Interference Aware Resource Control for 6G-Enabled Expanded IoT Networks

Round 1

Reviewer 1 Report

Authors propose a 6G enabled scalable cell-free IoT network that guarantees uniform quality-of-service (QoS) to the proliferating wireless nodes or consumer devices.

It is good research work of a very hot topic. But it needs some improvements to get accept the paper.

- Authors should cite some papers of 6G channel characteristics in order to provide better background to the reader such as:

Channel modeling and characteristics for 6G wireless communications, IEEE Network 35 (1), 296-303.2020

- Authors should include a paragraph at the end of the introduction section explaining the rest of the paper.

- Authors should include a message flow diagram in section 3 showing the communication between AP and nodes.

- In order to improve figure 2, authors should provide text in each text box, instead of adding formulas.

- Authors should provide a citation/reference to Matlab simulator.

- Authors should include their future work at the end of the conclusion section.

Author Response

Please see the attachment.

Author Response File: Author Response.pdf

Reviewer 2 Report

The authors have presented a 6G enabled scalable cell-free IoT network to ensure uniform QoS for wireless nodes. They have worked on optimal node-AP association and scheduling algorithm to minimize interference, duly supported by mathematical formulations using different precoding schemes. The proposed algorithm improves spectral efficiency using PRZF precoding. Performance comparison with random and no scheduling models is also studied.

 

The authors may consider the following for further improvement in the manuscript:

 

-       include a comprehensive overview of the research gaps in the field of next-generation IoT networks in the introduction and provide a more detailed discussion of the current state-of-the-art to highlight the novelty and significance of the proposed approach. Much work has already been carried out in this area.

-       clearly define the technical requirements for robust connectivity, uniform coverage, and scalability in next-generation IoT networks. Include quantitative metrics and performance benchmarks for the evaluation of the effectiveness of the proposed work.

-       Elaborate on how beyond 5G and 6G mobile networks specifically contribute to intelligent coordination and functionality among consumer nodes. Highlight such unique features and capabilities for the proposed cell-free IoT architecture.

-       Add more clarity and technical depth to describe the 6G enabled scalable cell-free IoT network and provide a thorough discussion of the underlying principles, architectural components, and key design considerations needed to establish such a network. Address potential challenges and limitations.

-       optimal node-AP association and resource management is inadequately explained.

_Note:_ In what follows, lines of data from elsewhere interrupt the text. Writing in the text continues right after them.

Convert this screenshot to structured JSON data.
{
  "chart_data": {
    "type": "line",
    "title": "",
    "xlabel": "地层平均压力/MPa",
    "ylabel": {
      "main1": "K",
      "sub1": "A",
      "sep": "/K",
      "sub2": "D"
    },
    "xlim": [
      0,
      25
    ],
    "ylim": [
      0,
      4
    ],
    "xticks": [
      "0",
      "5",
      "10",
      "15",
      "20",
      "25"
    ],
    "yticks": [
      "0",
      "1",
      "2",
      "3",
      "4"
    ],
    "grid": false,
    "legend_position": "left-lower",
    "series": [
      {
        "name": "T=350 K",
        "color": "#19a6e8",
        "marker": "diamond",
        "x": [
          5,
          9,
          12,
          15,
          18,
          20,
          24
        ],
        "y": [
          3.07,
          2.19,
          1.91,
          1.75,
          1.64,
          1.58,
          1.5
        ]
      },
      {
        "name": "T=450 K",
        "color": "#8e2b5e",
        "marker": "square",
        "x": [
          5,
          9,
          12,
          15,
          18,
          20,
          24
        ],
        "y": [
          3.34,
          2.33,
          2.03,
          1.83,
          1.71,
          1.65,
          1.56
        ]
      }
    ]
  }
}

-       Provide a step-by-step derivation and explanation of the equations used and include assumptions made and provide justifications for the chosen precoding schemes and pilot lengths.

-       The observed is not sufficiently supported. Conduct a rigorous to strengthen the validity of the results.

-       The performance comparison with other models lacks and consider additional relevant metrics such as latency, energy efficiency, or network capacity to provide a more holistic assessment of the proposed algorithm.

-       a thorough language review to identify the grammatical errors, revise sentence structures, and correct imprecise phrasing. Improve the overall readability and flow of the text.

a thorough language review to identify the grammatical errors, revise sentence structures, and correct imprecise phrasing. Improve the overall readability and flow of the text.

Author Response

Please see the attachment.

Author Response File: Author Response.pdf

Reviewer 3 Report

Revise Opinion

The paper proposes a cell-free IoT network that supports 6G, which supports the enormous wireless nodes with uniform coverage and QoS. It also proposes an interference aware scheduling algorithm which can realize the optimal correlation between nodes and APs.

The article can be modified:

1.       In Section 3.1, the sentence “The proposed scheduling algorithm along with the steps involved is given in Algorithm 1 and the flowchart is given in fig.” is incomplete. The content of figure 2 is not clear and the drawing is rough.

2.       The scheduling algorithm proposed in this paper does not give an appropriate algorithm name to show the characteristics of this method.

3.       In the experiment, it uses LPMMSE and MR precoding for distributed operation, and PRZF for centralized operation. It should add another precoding scheme for centralized operation in order to make a fairer comparison.

4.       When discuss the optimal scheduling problem in Introduction, ‘A review on representative swarm intelligence algorithms for solving optimization problems’ and ‘Dynamic Reallocation Model of Multiple Unmanned Aerial Vehicle Tasks in Emergent Adjustment Scenarios’ would be useful.

5.       The simulation model assumes that a large number of APs are installed in a uniform line array and the size of the array is 4. Different array sizes can be set to further demonstrate the advantages of the proposed scheduling scheme.

Some syntax error need to be modified.

Author Response

Please see the attachment.

Author Response File: Author Response.pdf

Reviewer 4 Report

The author must justify equation (2) and clarify every symbol’s meaning.

Why are there blank spaces below Table 2?

The authors need to justify using the pilot length they considered in the study.

The abstract can be improved by adding other results in brief.

The symbol used for ‘kilo’ is not capitalized.

The figure at the sentence’s end should be as Fig. (not fig.)

The simulation parameters used in Table 2 should be justified.

The authors must follow a standard procedure to refer to Equations, Figures, and Tables.

In line 154, “the flowchart is given in fig” what does it mean?

Algorithm 1 needs to be written better. In the current version, the algorithm could be clearer to comprehend.

The flow chart in Fig. 2 needs revision to present it better. It is hard to follow the flow chart.

Author Response

Please see the attachment.

Author Response File: Author Response.pdf

Round 2

Reviewer 1 Report

Authors have fixed all my comments. The paper is ready to be published.

Author Response

Detailed Response to Reviewer comments

 

Authors have fixed all my comments. The paper is ready to be published.

Response: Thank you so much.

Reviewer 2 Report

Authors have complied to the suggestions and the revised manuscript has been revised to attain satisfactory level of quality.

 

Author Response

Detailed Response to Reviewer comments

 

Authors have complied to the suggestions and the revised manuscript has been revised to attain satisfactory level of quality.

Response: Thank you so much.

Reviewer 4 Report

1.       Please allow a space after a number in Table 2 (in 1ms).

2.       Please allow a space after Fig. in line 196.

3.       But I find KHz in Table 2.

4.       The mathematical expression inside the flow chart needs to write better.

5.       The new paragraph has not been started after equation (2). So, please do not allow indent.

6.       The authors should include line numbers in the algorithm. In the current version, several statements are expanded to the second line. Line numbers can solve the problem. Also, the authors can find a better another approach to write the algorithm.

7.       1Km should be 1 km (in line 188)

 

8.       The operations in the block diagram of flow chart 2 should improve further to understand better the functions used in the flow chart.

 

Author Response

Please see the attachment.

Author Response File: Author Response.pdf